Callback phishing, also known as telephone-oriented attack delivery (TOAD), is a hybrid social engineering technique that combines email and voice. The attacker sends an email that doesn't contain a malicious link.
What is Callback Phishing?
Callback phishing, also known as telephone-oriented attack delivery (TOAD), is a hybrid social engineering technique that combines email and voice. The attacker sends an email that doesn't contain a malicious link. Instead, it includes a phone number and asks the target to call. When the target calls, a live attacker impersonating tech support, a vendor, or a billing department manipulates them into granting remote access, revealing credentials, or making payments.
How Callback Phishing Works
The initial email typically impersonates a subscription service (antivirus software, streaming service, cloud tool) and claims the target is about to be charged for a renewal. The email provides a phone number to call to cancel. When the target calls, the attacker walks them through steps that install remote access software, reveal login credentials, or authorize payments. Because the target initiated the call, they're more trusting than if they received an unsolicited call.
Why Callback Phishing Matters
Callback phishing has grown 625% since 2021 according to Agari. It's effective because the email itself contains no malicious payload (no links, no attachments), so it bypasses email security tools. The real attack happens over the phone, where there are no technical controls and the attacker can adapt in real time.

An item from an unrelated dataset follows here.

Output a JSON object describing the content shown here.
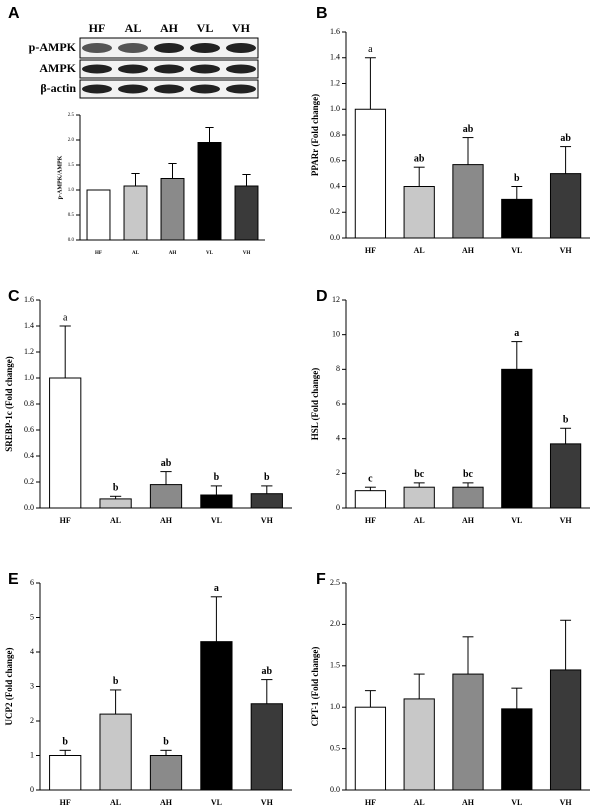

How to Protect Against Callback Phishing
- Include callback phishing scenarios in your simulation program
- Train employees to independently verify phone numbers. Never call numbers from unsolicited emails.

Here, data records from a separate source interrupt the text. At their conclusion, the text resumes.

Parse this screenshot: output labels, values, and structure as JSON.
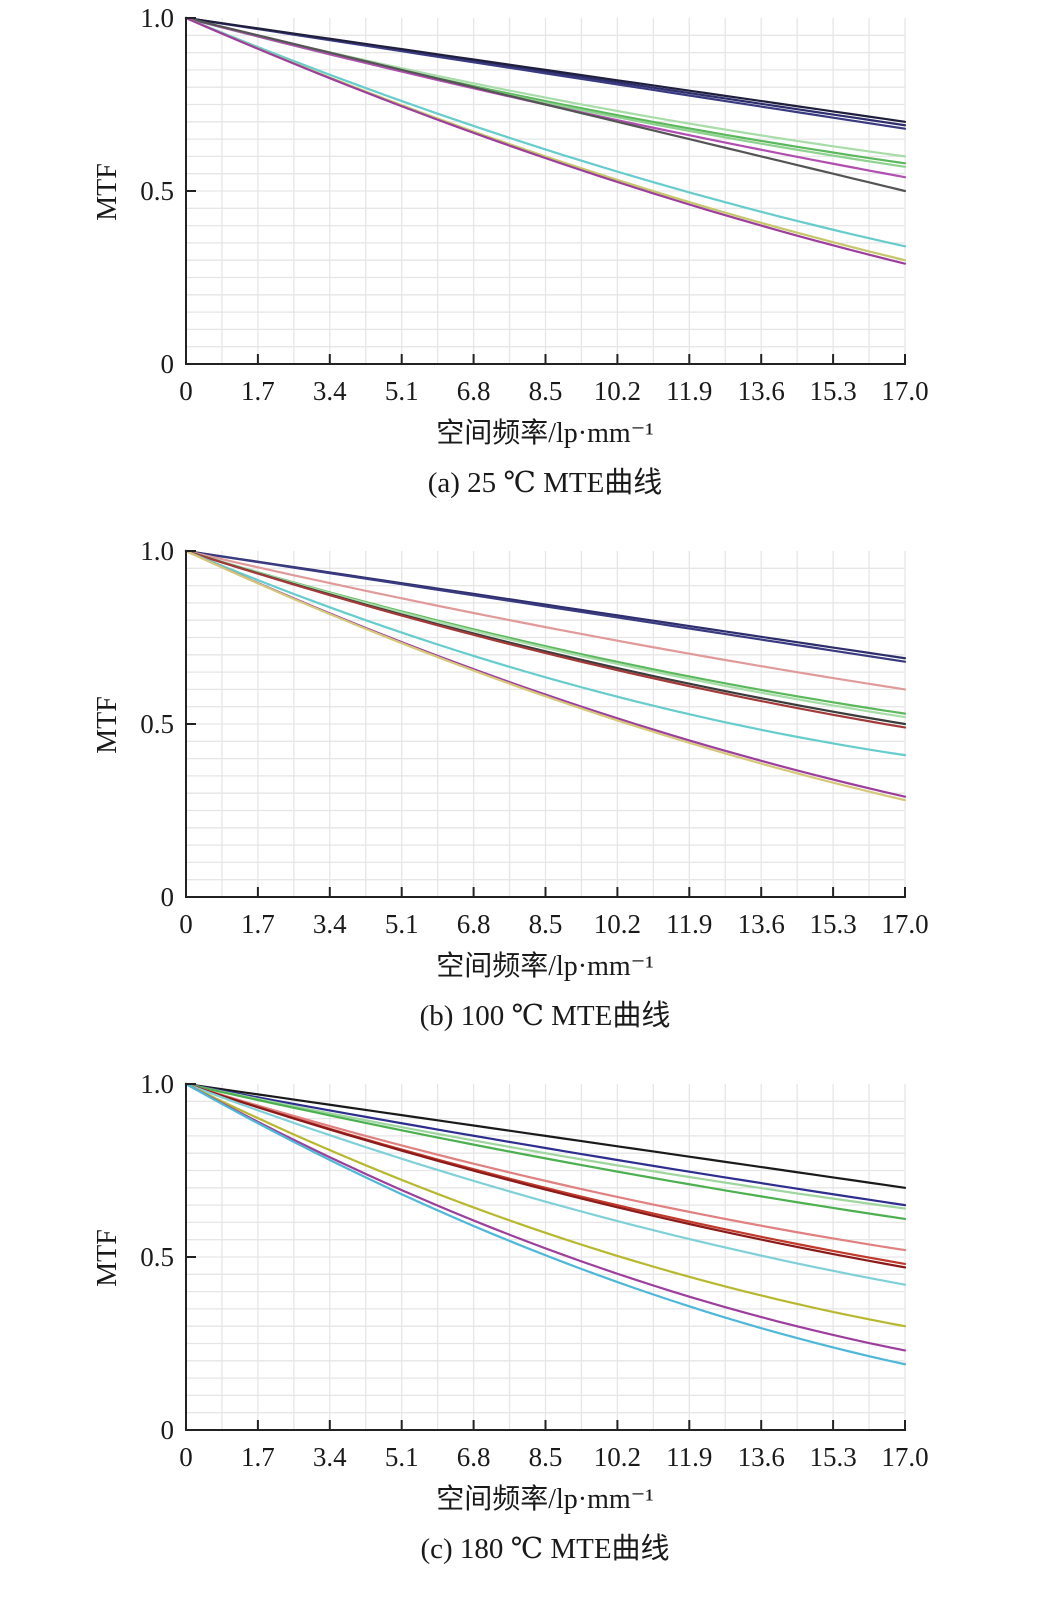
{
  "chart_data": [
    {
      "type": "line",
      "caption": "(a) 25 ℃ MTE曲线",
      "xlabel": "空间频率/lp·mm⁻¹",
      "ylabel": "MTF",
      "x_ticks": [
        "0",
        "1.7",
        "3.4",
        "5.1",
        "6.8",
        "8.5",
        "10.2",
        "11.9",
        "13.6",
        "15.3",
        "17.0"
      ],
      "y_ticks": [
        "0",
        "0.5",
        "1.0"
      ],
      "xlim": [
        0,
        17.0
      ],
      "ylim": [
        0,
        1.0
      ],
      "grid": true,
      "series": [
        {
          "color": "#2e2e6e",
          "x": [
            0,
            17.0
          ],
          "y": [
            1.0,
            0.69
          ],
          "curve": 0.0
        },
        {
          "color": "#3a3a80",
          "x": [
            0,
            17.0
          ],
          "y": [
            1.0,
            0.68
          ],
          "curve": 0.0
        },
        {
          "color": "#1f1f3d",
          "x": [
            0,
            17.0
          ],
          "y": [
            1.0,
            0.7
          ],
          "curve": 0.0
        },
        {
          "color": "#5cb85c",
          "x": [
            0,
            17.0
          ],
          "y": [
            1.0,
            0.58
          ],
          "curve": 0.03
        },
        {
          "color": "#8fd18f",
          "x": [
            0,
            17.0
          ],
          "y": [
            1.0,
            0.57
          ],
          "curve": 0.03
        },
        {
          "color": "#a8dca8",
          "x": [
            0,
            17.0
          ],
          "y": [
            1.0,
            0.6
          ],
          "curve": 0.03
        },
        {
          "color": "#b04fb0",
          "x": [
            0,
            17.0
          ],
          "y": [
            1.0,
            0.54
          ],
          "curve": 0.02
        },
        {
          "color": "#555555",
          "x": [
            0,
            17.0
          ],
          "y": [
            1.0,
            0.5
          ],
          "curve": 0.0
        },
        {
          "color": "#66cccc",
          "x": [
            0,
            17.0
          ],
          "y": [
            1.0,
            0.34
          ],
          "curve": 0.05
        },
        {
          "color": "#c6c66a",
          "x": [
            0,
            17.0
          ],
          "y": [
            1.0,
            0.3
          ],
          "curve": 0.05
        },
        {
          "color": "#9c3f9c",
          "x": [
            0,
            17.0
          ],
          "y": [
            1.0,
            0.29
          ],
          "curve": 0.05
        }
      ]
    },
    {
      "type": "line",
      "caption": "(b) 100 ℃ MTE曲线",
      "xlabel": "空间频率/lp·mm⁻¹",
      "ylabel": "MTF",
      "x_ticks": [
        "0",
        "1.7",
        "3.4",
        "5.1",
        "6.8",
        "8.5",
        "10.2",
        "11.9",
        "13.6",
        "15.3",
        "17.0"
      ],
      "y_ticks": [
        "0",
        "0.5",
        "1.0"
      ],
      "xlim": [
        0,
        17.0
      ],
      "ylim": [
        0,
        1.0
      ],
      "grid": true,
      "series": [
        {
          "color": "#2e2e6e",
          "x": [
            0,
            17.0
          ],
          "y": [
            1.0,
            0.69
          ],
          "curve": 0.0
        },
        {
          "color": "#3a3a80",
          "x": [
            0,
            17.0
          ],
          "y": [
            1.0,
            0.68
          ],
          "curve": 0.0
        },
        {
          "color": "#e09a9a",
          "x": [
            0,
            17.0
          ],
          "y": [
            1.0,
            0.6
          ],
          "curve": 0.02
        },
        {
          "color": "#5cb85c",
          "x": [
            0,
            17.0
          ],
          "y": [
            1.0,
            0.53
          ],
          "curve": 0.04
        },
        {
          "color": "#a8dca8",
          "x": [
            0,
            17.0
          ],
          "y": [
            1.0,
            0.52
          ],
          "curve": 0.04
        },
        {
          "color": "#3c3c3c",
          "x": [
            0,
            17.0
          ],
          "y": [
            1.0,
            0.5
          ],
          "curve": 0.04
        },
        {
          "color": "#a33a3a",
          "x": [
            0,
            17.0
          ],
          "y": [
            1.0,
            0.49
          ],
          "curve": 0.04
        },
        {
          "color": "#66cccc",
          "x": [
            0,
            17.0
          ],
          "y": [
            1.0,
            0.41
          ],
          "curve": 0.07
        },
        {
          "color": "#9c3f9c",
          "x": [
            0,
            17.0
          ],
          "y": [
            1.0,
            0.29
          ],
          "curve": 0.06
        },
        {
          "color": "#d6c87a",
          "x": [
            0,
            17.0
          ],
          "y": [
            1.0,
            0.28
          ],
          "curve": 0.06
        }
      ]
    },
    {
      "type": "line",
      "caption": "(c) 180 ℃ MTE曲线",
      "xlabel": "空间频率/lp·mm⁻¹",
      "ylabel": "MTF",
      "x_ticks": [
        "0",
        "1.7",
        "3.4",
        "5.1",
        "6.8",
        "8.5",
        "10.2",
        "11.9",
        "13.6",
        "15.3",
        "17.0"
      ],
      "y_ticks": [
        "0",
        "0.5",
        "1.0"
      ],
      "xlim": [
        0,
        17.0
      ],
      "ylim": [
        0,
        1.0
      ],
      "grid": true,
      "series": [
        {
          "color": "#1a1a1a",
          "x": [
            0,
            17.0
          ],
          "y": [
            1.0,
            0.7
          ],
          "curve": 0.0
        },
        {
          "color": "#2e2e8e",
          "x": [
            0,
            17.0
          ],
          "y": [
            1.0,
            0.65
          ],
          "curve": 0.01
        },
        {
          "color": "#9fd69f",
          "x": [
            0,
            17.0
          ],
          "y": [
            1.0,
            0.64
          ],
          "curve": 0.02
        },
        {
          "color": "#4caf50",
          "x": [
            0,
            17.0
          ],
          "y": [
            1.0,
            0.61
          ],
          "curve": 0.02
        },
        {
          "color": "#e08080",
          "x": [
            0,
            17.0
          ],
          "y": [
            1.0,
            0.52
          ],
          "curve": 0.04
        },
        {
          "color": "#c0392b",
          "x": [
            0,
            17.0
          ],
          "y": [
            1.0,
            0.48
          ],
          "curve": 0.04
        },
        {
          "color": "#8b1a1a",
          "x": [
            0,
            17.0
          ],
          "y": [
            1.0,
            0.47
          ],
          "curve": 0.04
        },
        {
          "color": "#80d0d8",
          "x": [
            0,
            17.0
          ],
          "y": [
            1.0,
            0.42
          ],
          "curve": 0.05
        },
        {
          "color": "#b8b830",
          "x": [
            0,
            17.0
          ],
          "y": [
            1.0,
            0.3
          ],
          "curve": 0.08
        },
        {
          "color": "#9c3f9c",
          "x": [
            0,
            17.0
          ],
          "y": [
            1.0,
            0.23
          ],
          "curve": 0.09
        },
        {
          "color": "#4fb8d8",
          "x": [
            0,
            17.0
          ],
          "y": [
            1.0,
            0.19
          ],
          "curve": 0.09
        }
      ]
    }
  ]
}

- Deploy email security that flags subscription-themed lures even without malicious links
- Test employees with hybrid scenarios that combine email and voice
Frequently Asked Questions
Why is callback phishing harder to detect than traditional phishing?
The initial email contains no malicious payload, links, or attachments, so it bypasses email security tools designed to scan for malware or spoofed URLs. The actual attack happens over the phone where there are no technical controls.
How has callback phishing grown since 2021?
According to Agari, callback phishing has grown 625% since 2021. This growth reflects attackers adapting to email security improvements by moving the attack vector to voice, where technical controls are less effective.
Why do people trust callback phishing attackers more than unsolicited callers?
Because the victim initiated the call, they are more trusting than if an attacker had called them unsolicited. The victim believes they are calling a legitimate number in response to a real subscription issue, lowering their guard against manipulation.
What should employees do if they receive an email asking them to call about a subscription?
Do not call the number provided in the email. Instead, independently look up the vendor's phone number from their official website or statement, and call that number to verify whether the subscription issue is real.